Tout naturellement, je n’aime pas trop la botanique, je ne sais pas pourquoi. J’ai commencé à ouvrir le livre avec perplexité. Après la dégustation de quelques mots, je me suis rendu compte que c’était un bain littéraire dans un bassin naturel. J’aime les arbres ( je suis scout), la littérature est mon vin préféré, voilà le secret qui m’enchaine dans le livre de Selmy. L’auteur nous donne la possibilité de marcher coude à coude avec l’amour dans un espace naturel très sain, avec des personnes de rêves.
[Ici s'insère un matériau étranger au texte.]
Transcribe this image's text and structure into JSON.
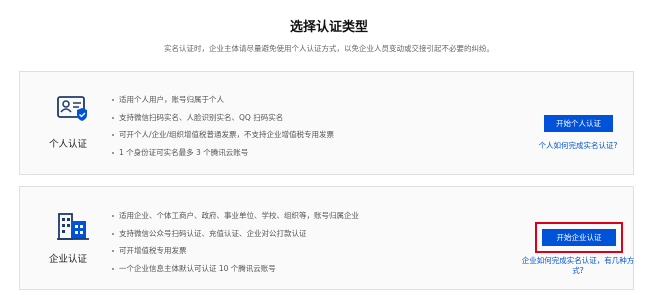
{
  "header": {
    "title": "选择认证类型",
    "description": "实名认证时，企业主体请尽量避免使用个人认证方式，以免企业人员变动或交接引起不必要的纠纷。"
  },
  "personal": {
    "name": "个人认证",
    "icon": "id-card-icon",
    "features": [
      "适用个人用户，账号归属于个人",
      "支持微信扫码实名、人脸识别实名、QQ 扫码实名",
      "可开个人/企业/组织增值税普通发票，不支持企业增值税专用发票",
      "1 个身份证可实名最多 3 个腾讯云账号"
    ],
    "button_label": "开始个人认证",
    "help_link": "个人如何完成实名认证?"
  },
  "enterprise": {
    "name": "企业认证",
    "icon": "building-icon",
    "features": [
      "适用企业、个体工商户、政府、事业单位、学校、组织等，账号归属企业",
      "支持微信公众号扫码认证、充值认证、企业对公打款认证",
      "可开增值税专用发票",
      "一个企业信息主体默认可认证 10 个腾讯云账号"
    ],
    "button_label": "开始企业认证",
    "help_link": "企业如何完成实名认证，有几种方式?"
  },
  "colors": {
    "accent": "#0052d9",
    "highlight": "#d9001b",
    "card_border": "#dcdfe6",
    "card_bg": "#fafafa"
  }
}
La poésie de Selmy réverbère sur les branches de la réflexion des lecteurs le rêve, l’amour, la sincérité, même si parfois des fortes pluies dérangent des journées ensoleillées d’amour. Le poète se donne la chance de lier l’amour au cadre naturel et fait jaillir sa fleuve poétique. Quand deux hommes se croisent, la littérature tend à être hégémonique. Ainsi, à chaque poème une voix s’élève pour courtiser les mots.
Accilien se présente comme un véritable photographe. Dans chacun de ses textes, il donne la possibilité de mirer ce qu’il dessine sur sa plume. Dans son poème, « pas trop loin », on peut tailler cette image :
Je vis là,
Cette vie d’abeilles en voyage.
Pas trop loin d’ici
Je construis mon île bleue
Avec le souffle de la tourbe,
Le flux de mon âme,
Et la chlorophylle d’esprits mortels.
L’amour souffle avec toute sa pureté, un amour surhumain. La façon dont l’auteur décore ses textes assure la gestion de l’image qu’on revendique souvent pour l’écriture poétique.
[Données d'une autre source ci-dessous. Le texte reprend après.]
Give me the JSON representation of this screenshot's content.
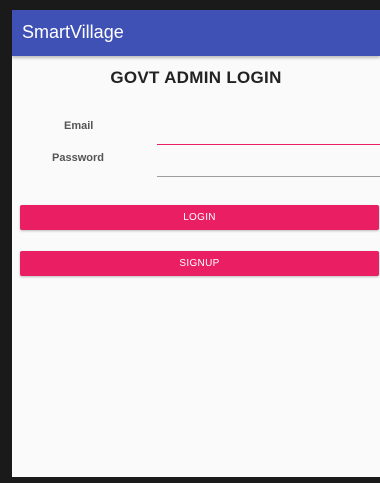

Nous allons danser ce soir
Dans la romance de l’aurore
…
Il nous fera des promesses de mariage
Avant même qu’il n’épouse sa floraison d’effluve
Dans ce livre, Selmy jongle bien avec les mots. C’est pour moi l’un des caractéristiques essentielles d’un poète. Il allie la littérature et la nature végétale pour accoucher des poèmes, à mon sens singuliers. C’est une véritable sève littéraire.
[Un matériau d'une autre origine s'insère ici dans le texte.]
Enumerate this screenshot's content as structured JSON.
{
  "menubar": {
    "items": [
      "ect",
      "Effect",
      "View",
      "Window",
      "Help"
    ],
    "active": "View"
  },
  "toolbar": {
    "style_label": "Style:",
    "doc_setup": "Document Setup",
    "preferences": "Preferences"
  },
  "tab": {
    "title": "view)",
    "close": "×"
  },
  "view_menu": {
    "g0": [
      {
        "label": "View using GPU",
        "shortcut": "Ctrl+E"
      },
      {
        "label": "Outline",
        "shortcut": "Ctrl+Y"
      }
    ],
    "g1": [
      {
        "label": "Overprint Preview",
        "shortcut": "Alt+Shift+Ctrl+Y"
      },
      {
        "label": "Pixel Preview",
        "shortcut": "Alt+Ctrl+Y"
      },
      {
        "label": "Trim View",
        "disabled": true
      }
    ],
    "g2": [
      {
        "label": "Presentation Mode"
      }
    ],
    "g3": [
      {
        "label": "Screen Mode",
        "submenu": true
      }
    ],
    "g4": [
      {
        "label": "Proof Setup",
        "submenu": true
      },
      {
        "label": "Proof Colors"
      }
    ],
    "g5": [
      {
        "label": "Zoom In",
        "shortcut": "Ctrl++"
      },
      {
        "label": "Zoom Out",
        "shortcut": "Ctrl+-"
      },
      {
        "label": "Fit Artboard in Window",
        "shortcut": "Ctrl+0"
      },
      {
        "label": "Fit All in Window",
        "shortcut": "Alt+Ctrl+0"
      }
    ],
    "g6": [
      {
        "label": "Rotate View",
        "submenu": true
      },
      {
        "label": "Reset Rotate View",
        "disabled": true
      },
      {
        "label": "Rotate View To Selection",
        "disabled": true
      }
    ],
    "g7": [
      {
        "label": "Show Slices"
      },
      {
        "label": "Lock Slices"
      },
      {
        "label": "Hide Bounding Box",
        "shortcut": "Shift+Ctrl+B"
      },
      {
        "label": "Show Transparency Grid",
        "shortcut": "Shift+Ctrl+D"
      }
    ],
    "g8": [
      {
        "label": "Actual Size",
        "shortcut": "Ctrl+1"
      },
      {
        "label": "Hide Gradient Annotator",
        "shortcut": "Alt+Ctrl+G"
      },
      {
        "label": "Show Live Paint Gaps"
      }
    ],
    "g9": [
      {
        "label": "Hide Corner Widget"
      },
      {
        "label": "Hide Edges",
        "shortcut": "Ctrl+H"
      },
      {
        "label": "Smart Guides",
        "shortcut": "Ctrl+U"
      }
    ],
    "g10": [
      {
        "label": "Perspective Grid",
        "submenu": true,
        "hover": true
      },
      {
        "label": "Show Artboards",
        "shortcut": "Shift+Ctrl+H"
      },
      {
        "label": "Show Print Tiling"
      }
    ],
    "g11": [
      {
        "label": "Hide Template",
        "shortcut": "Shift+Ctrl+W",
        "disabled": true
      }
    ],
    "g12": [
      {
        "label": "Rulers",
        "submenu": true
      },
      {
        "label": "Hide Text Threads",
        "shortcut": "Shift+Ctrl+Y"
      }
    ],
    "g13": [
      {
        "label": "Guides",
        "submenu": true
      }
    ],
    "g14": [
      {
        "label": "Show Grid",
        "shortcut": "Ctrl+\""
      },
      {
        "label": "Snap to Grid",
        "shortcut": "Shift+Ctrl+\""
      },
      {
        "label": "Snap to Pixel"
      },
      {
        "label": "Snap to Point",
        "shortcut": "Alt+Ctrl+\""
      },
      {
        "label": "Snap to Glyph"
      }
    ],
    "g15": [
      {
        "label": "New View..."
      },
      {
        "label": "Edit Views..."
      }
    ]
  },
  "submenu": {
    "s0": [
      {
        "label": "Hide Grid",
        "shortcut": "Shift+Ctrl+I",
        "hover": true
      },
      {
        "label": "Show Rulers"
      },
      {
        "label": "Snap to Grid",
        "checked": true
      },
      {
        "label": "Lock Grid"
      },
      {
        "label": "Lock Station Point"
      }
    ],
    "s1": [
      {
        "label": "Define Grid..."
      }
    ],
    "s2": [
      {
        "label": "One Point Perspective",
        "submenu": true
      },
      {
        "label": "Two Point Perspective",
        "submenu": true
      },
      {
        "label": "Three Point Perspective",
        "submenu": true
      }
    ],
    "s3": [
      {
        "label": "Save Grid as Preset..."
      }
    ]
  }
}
Tout au début j’ai souligné qu’il faut prendre l’œuvre de Selmy dans sa totalité, avec sa vision du monde. Cela me permet de questionner certains choix de Selmy. Je ne connais pas les femmes que je rencontre dans ses textes. J’ai même l’impression que même ces femmes pour lesquelles il écrit ne se reconnaissent pas dans les mots de Selmy. Les femmes qui captivent sa plume sont des femmes à cheveux blonds. On ressent une idée d’exile dans sa création littéraire. Il invite Mélina à venir se baigner dans ses yeux de mer d’Egypte
Mélina, il y a une mer dans mon œil,
Mer d’Égypte
Viens t’y baigner ce soir
Avec cette même idée, il souhaite tomber en ivresse dans les yeux d’une autre amante qui a, selon lui, des yeux de ville Paris. Il a même fait de l’Amazonie le pays de son âme :
Amazonie pays de mon âme
Là où j’habite sans corps d’âme.
Cette situation justifie la confidence qu’il nous fait dans son livre, en nous laissant comprendre que son âme est en pèlerinage dans des pays qu’il ne connait pas.
Mon âme en pèlerinage
Elle voyage dans des pays
Qu’elle ne connaît pas
Cette posture du poète qu’il qualifie d’exile pour parler de l’amour est pour moi une lâcheté, un désengagement, une déterritorialisation de l’œuvre de son lieu matériel de création. Si la poésie contient une part d’imaginaire, elle ne doit, en aucun cas se détacher de la situation matérielle de création. Cela me pousse à demander pour qui écrire ? Assurément, Sartre allait me répondre rapidement qu’il n’a de poésie que par et pour autrui. Mais, il revient à l’auteur de nous dire vers qui est dirigé la sève littéraire circulant dans la tige de l’amour.